Terroir refers to the complete set of environmental factors that combine to uniquely affect the characteristics (taste, texture, aroma) of an artisanal food.
For us, it is so important to that we provide the most natural of environments to our goats. This involves giving our goats free access to areas which are undulating and offer sheltering spots. Our free range goats thrive when given a variety of habitats to live. When our goats aren’t sunning themselves at our coastal paddocks at Lunan Bay, they enjoy climbing in and out of an abandoned, tree covered quarry on our farm, which makes the perfect playground for our fearless kids. As goats love to climb, we built an enormous mound on the farm, which we call, “Goat Mountain”.
In the winter time when there is no naturally growing forage, we move our goats into large sheds and provide them we extensive lounging areas dotted with scratching stations and enormous tree trunks for them to climb and jump. It is so important to provide stimulation to goats for their psychological welfare.
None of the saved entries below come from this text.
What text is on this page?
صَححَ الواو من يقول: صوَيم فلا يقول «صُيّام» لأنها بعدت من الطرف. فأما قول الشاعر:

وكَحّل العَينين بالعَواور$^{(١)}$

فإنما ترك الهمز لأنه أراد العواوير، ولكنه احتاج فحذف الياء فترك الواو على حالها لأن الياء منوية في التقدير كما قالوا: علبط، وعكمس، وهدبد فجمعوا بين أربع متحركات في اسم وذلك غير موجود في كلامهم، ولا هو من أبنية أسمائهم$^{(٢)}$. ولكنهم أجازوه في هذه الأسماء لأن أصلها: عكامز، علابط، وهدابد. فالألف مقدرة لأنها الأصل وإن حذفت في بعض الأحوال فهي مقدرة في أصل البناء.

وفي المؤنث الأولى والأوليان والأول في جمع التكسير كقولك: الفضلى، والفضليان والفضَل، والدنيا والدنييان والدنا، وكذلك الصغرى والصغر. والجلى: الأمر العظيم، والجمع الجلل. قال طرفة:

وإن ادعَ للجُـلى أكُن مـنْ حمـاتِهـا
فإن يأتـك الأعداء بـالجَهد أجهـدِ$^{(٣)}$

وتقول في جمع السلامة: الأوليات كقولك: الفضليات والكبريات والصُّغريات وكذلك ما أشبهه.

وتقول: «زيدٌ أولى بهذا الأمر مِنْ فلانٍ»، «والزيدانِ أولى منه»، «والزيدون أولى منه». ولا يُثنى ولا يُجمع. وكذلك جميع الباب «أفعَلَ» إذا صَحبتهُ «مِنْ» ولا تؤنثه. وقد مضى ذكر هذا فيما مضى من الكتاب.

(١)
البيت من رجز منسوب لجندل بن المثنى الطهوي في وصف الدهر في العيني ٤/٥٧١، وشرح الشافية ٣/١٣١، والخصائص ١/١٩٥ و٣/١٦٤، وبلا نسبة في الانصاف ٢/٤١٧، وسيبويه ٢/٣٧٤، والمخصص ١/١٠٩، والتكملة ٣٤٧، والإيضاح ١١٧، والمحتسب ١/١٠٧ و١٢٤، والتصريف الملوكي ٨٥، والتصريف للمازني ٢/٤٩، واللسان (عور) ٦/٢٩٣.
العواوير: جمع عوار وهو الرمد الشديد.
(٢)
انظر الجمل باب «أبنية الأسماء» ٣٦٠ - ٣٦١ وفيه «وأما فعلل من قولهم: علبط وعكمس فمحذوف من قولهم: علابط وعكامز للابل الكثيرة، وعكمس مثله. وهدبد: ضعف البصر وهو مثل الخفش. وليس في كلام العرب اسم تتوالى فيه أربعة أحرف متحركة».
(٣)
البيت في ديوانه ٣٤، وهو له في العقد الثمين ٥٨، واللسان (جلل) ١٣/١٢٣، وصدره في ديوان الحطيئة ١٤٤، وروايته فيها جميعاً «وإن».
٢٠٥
Unlike sheep or cattle, it is mandatory that you provide shelters for goats. We have natural shelters for our goats, such as gorse bushes and trees on our paddocks, in addition to providing man-made sheds which include repurposed truck trailers from Neil’s haulage business. These recycled shelters are essential for our goats’ wellbeing. Since we started rearing goats on our farm, we have invested heavily in robust, goat-proof fencing and gates.
Goats are the masters of regenerative agriculture, by selectively browsing the invasive weeds and helping to increase biodiversity. Goats are unique in having a horny pad in their mouth to pulverise seeds, so they don’t self-fertilise leaving the land in a better condition. Goat manure is a great source of potassium, potash and nitrogen, which we use to nourish soil in fields. Healthy goats produce small pellets of manure which has the benefit of not burning or suffocating the grass beneath it.
Along with genetics and environment, good goat nutrition is essential for ensuring our herd is healthy and meat quality supreme. Goats are natural browsers who selectively eat brush and invasive weeds, such as thistles and nettles, and will leave grasses to flourish. They prefer to nibble on tall plants and love to stretch up on their hind legs when clearing brush. By eating brush and weeds, our goats remove competition for soil nutrients, which helps to restore pasture quality. Just another reason why choosing to eat free range goat meat is a great sustainable option.
Along with browsing all day on the gorse, wild grasses and other coastal plants at Lunan Bay, we feed our goats home-grown hay and lucerne, a natural superfood for goats. Lucerne is a legume hay which provides extra nutrition for our pregnant and lactating does. Minerals are an essential part of our goats’ diet so we provide special licking blocks, which contain micro and macro minerals, that our goats can access at all times.
In the winter months when forage has stopped growing outside, we move the majority of goat herds inside our goat sheds and supplement their hay and lucerne with goat nuts, a feed specially comprised to support goat nutrition. This feed contains vitamins and minerals including cobalt, copper, iron, sulphate, iodine, selenium and manganese which are essential for good goat health. In the summer, we treat our goats to their favourite food, bay willow herb which grows in abundance on our farm. We have also discovered that our goats are very partial to squash, carrots and raisins.